Anhörung der Sozialpartner: Kommission startet zweite Phase.

Dr. S-W – 06/2021

Die EU-Kommission hat es sich spätestens mit dem Amtsantritt ihrer Präsidentin von der Leyen zum Ziel gesetzt, die Arbeitsbedingungen der Plattformarbeiter zu verbessern. Vorher will sie in einem zweistufigen Verfahren die Sozialpartner anhören. Die erste Stufe wurde am 7. April abgeschlossen.

Die Gewerkschaftsseite sieht weitere europäische Initiativen durchaus positiv, während sich die Arbeitgeberseite eher zurückhaltend äußerte. Auf der Grundlage der eingegangenen Antworten gelangte die Kommission zur Überzeugung, dass Handlungsbedarf mit dem Ziel grundlegender europaweit geltender  Arbeits- und Sozialstandards besteht und hat hierzu am 15. Juni mit Hilfe des Konsultationsdokuments C(2021) 4230 final die zweite Stufe eingeleitet. Sie möchte zu mehreren Themen-Komplexen die Meinung einholen, darunter zur  Bestimmung des Beschäftigungsstatus, zum Zugang zum Sozialschutz, zur Transparenz der eingesetzten Algorithmen und zum anwendbaren Recht in grenzüberschreitenden Fällen. Auch die Frage des Instruments wird aufgeworfen; zur Auswahl stünden eine Richtlinie oder eine Empfehlung. Ziel der Kommissionsinitiative ist die Garantie angemessener Arbeitsbedingungen und Sozialstandards für Plattformarbeitende.
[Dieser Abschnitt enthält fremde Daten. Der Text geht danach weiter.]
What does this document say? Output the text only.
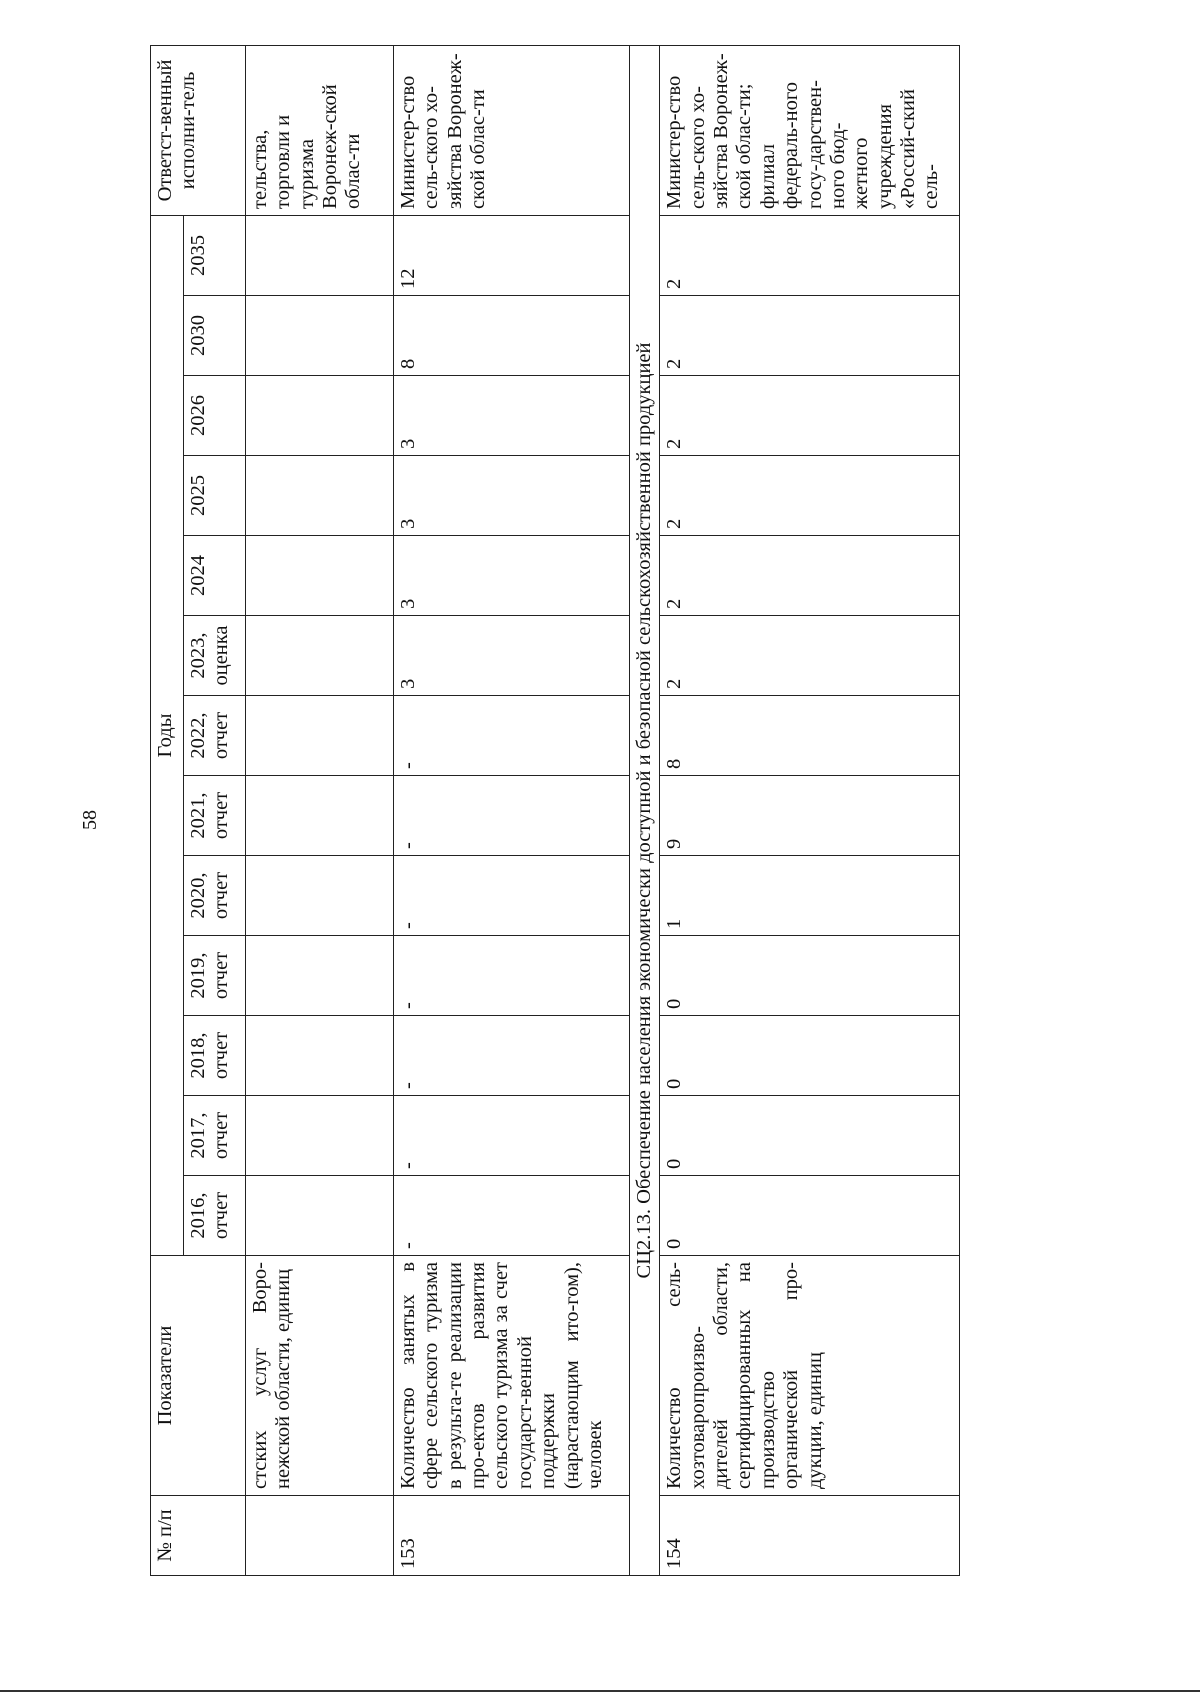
58
№ п/п	Показатели	Годы													Ответст-венный исполни-тель
		2016, отчет	2017, отчет	2018, отчет	2019, отчет	2020, отчет	2021, отчет	2022, отчет	2023, оценка	2024	2025	2026	2030	2035	
	стских услуг Воро-нежской области, единиц														тельства, торговли и туризма Воронеж-ской облас-ти
153	Количество занятых в сфере сельского туризма в результа-те реализации про-ектов развития сельского туризма за счет государст-венной поддержки (нарастающим ито-гом), человек	-	-	-	-	-	-	-	3	3	3	3	8	12	Министер-ство сель-ского хо-зяйства Воронеж-ской облас-ти
СЦ2.13. Обеспечение населения экономически доступной и безопасной сельскохозяйственной продукцией															
154	Количество сель-хозтоваропроизво-дителей области, сертифицированных на производство органической про-дукции, единиц	0	0	0	0	1	9	8	2	2	2	2	2	2	Министер-ство сель-ского хо-зяйства Воронеж-ской облас-ти; филиал федераль-ного госу-дарствен-ного бюд-жетного учреждения «Россий-ский сель-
Ein zentrales Problem auf dem Weg zu einem angemessenen Schutz ist die Bestimmung des Beschäftigungsstatus. In aller Regel wird der Status der Selbständigkeit gewählt, so dass schätzungsweise 93% aller Einkünfte aus Plattformarbeit auf diesem Wege erzeugt werden. Das Risiko einer falschen Einordnung sei hoch. Die Initiative soll daher dazu beitragen, den Status von Plattformarbeit zu klären. 

Die Kommission respektiert dabei – im Einklang mit den Wünschen der Sozialpartner - die nationale Kompetenz zur Definition des „Arbeitnehmers“. Insbesondere hat sie nicht die Absicht, auf EU-Ebene einen „Dritten Status“ auf europäischer Ebene zu schaffen, irgendwo zwischen abhängiger und selbständiger Beschäftigung. Allerdings versteht sich die Initiative durchaus als eine Art Wegweiser, der die Mitgliedstaaten anleitet, wie sie im Einzelfall zu einer korrekten Einstufung gelangen.
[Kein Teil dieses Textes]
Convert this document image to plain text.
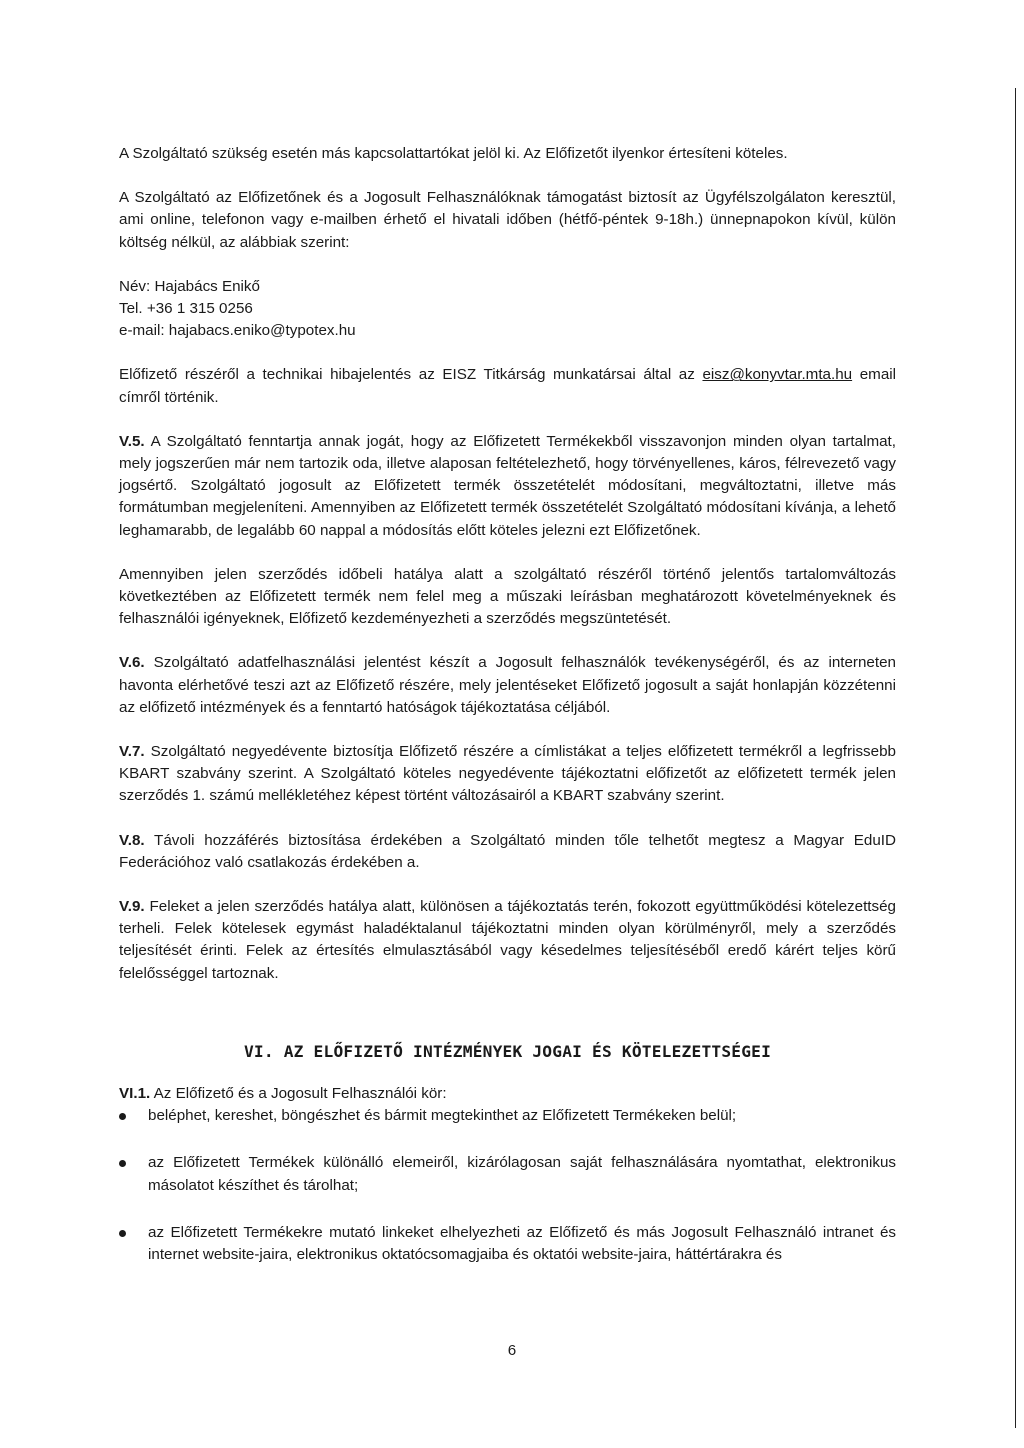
A Szolgáltató szükség esetén más kapcsolattartókat jelöl ki. Az Előfizetőt ilyenkor értesíteni köteles.

A Szolgáltató az Előfizetőnek és a Jogosult Felhasználóknak támogatást biztosít az Ügyfélszolgálaton keresztül, ami online, telefonon vagy e-mailben érhető el hivatali időben (hétfő-péntek 9-18h.) ünnepnapokon kívül, külön költség nélkül, az alábbiak szerint:

Név: Hajabács Enikő

Tel. +36 1 315 0256

e-mail: hajabacs.eniko@typotex.hu

Előfizető részéről a technikai hibajelentés az EISZ Titkárság munkatársai által az eisz@konyvtar.mta.hu email címről történik.

V.5. A Szolgáltató fenntartja annak jogát, hogy az Előfizetett Termékekből visszavonjon minden olyan tartalmat, mely jogszerűen már nem tartozik oda, illetve alaposan feltételezhető, hogy törvényellenes, káros, félrevezető vagy jogsértő. Szolgáltató jogosult az Előfizetett termék összetételét módosítani, megváltoztatni, illetve más formátumban megjeleníteni. Amennyiben az Előfizetett termék összetételét Szolgáltató módosítani kívánja, a lehető leghamarabb, de legalább 60 nappal a módosítás előtt köteles jelezni ezt Előfizetőnek.

Amennyiben jelen szerződés időbeli hatálya alatt a szolgáltató részéről történő jelentős tartalomváltozás következtében az Előfizetett termék nem felel meg a műszaki leírásban meghatározott követelményeknek és felhasználói igényeknek, Előfizető kezdeményezheti a szerződés megszüntetését.

V.6. Szolgáltató adatfelhasználási jelentést készít a Jogosult felhasználók tevékenységéről, és az interneten havonta elérhetővé teszi azt az Előfizető részére, mely jelentéseket Előfizető jogosult a saját honlapján közzétenni az előfizető intézmények és a fenntartó hatóságok tájékoztatása céljából.

V.7. Szolgáltató negyedévente biztosítja Előfizető részére a címlistákat a teljes előfizetett termékről a legfrissebb KBART szabvány szerint. A Szolgáltató köteles negyedévente tájékoztatni előfizetőt az előfizetett termék jelen szerződés 1. számú mellékletéhez képest történt változásairól a KBART szabvány szerint.

V.8. Távoli hozzáférés biztosítása érdekében a Szolgáltató minden tőle telhetőt megtesz a Magyar EduID Federációhoz való csatlakozás érdekében a.

V.9. Feleket a jelen szerződés hatálya alatt, különösen a tájékoztatás terén, fokozott együttműködési kötelezettség terheli. Felek kötelesek egymást haladéktalanul tájékoztatni minden olyan körülményről, mely a szerződés teljesítését érinti. Felek az értesítés elmulasztásából vagy késedelmes teljesítéséből eredő kárért teljes körű felelősséggel tartoznak.

VI. AZ ELŐFIZETŐ INTÉZMÉNYEK JOGAI ÉS KÖTELEZETTSÉGEI

VI.1. Az Előfizető és a Jogosult Felhasználói kör:

beléphet, kereshet, böngészhet és bármit megtekinthet az Előfizetett Termékeken belül;
az Előfizetett Termékek különálló elemeiről, kizárólagosan saját felhasználására nyomtathat, elektronikus másolatot készíthet és tárolhat;
az Előfizetett Termékekre mutató linkeket elhelyezheti az Előfizető és más Jogosult Felhasználó intranet és internet website-jaira, elektronikus oktatócsomagjaiba és oktatói website-jaira, háttértárakra és
6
Hierzu präsentiert die Kommission mehrere mögliche Werkzeuge, unter anderem:


  • Eine widerlegbare Vermutung für das Vorliegen eines Arbeitsverhältnisses im Fall von Plattformarbeit.
     
  • Ein leicht zugängliches (Verwaltungs-) Verfahren zur Klärung des Beschäftigungsstatus.
     

Aufschlussreich ist die Überlegung, den im Einzelfall über den Status entscheidenden Stellen einen  europaweit gültigen Kriterien- oder Indikatorenkatalog auf den Weg zu geben. Je nachdem, wie verbindlich ein solcher Katalog und seine Elemente sind, würde dann eben doch in die Kompetenzen der Mitgliedstaaten bei der Unterscheidung zwischen abhängiger und selbständiger Beschäftigung eingegriffen.

Neben dem Beschäftigungsstatus steht der Umgang mit Informationsdefiziten im Fall der oft grenzüberschreitenden Plattformarbeit im Fokus. Es wird geschätzt, dass ein Drittel der EU-Plattform-basierten Arbeit grenzüberschreitend erbracht wird. Hier könne überlegt werden, von den Plattformen mehr Transparenz einzufordern, wobei wohl eher an Berichtspflichten zu statistischen Zwecken gedacht ist.

Der nächste Schritt in dieser Phase ist die Aufnahme von Verhandlungen zwischen den Sozialpartnern - wofür die Zeichen eher schlecht stehen - oder die Vorlage eines Kommissionsvorschlags bis Ende 2021.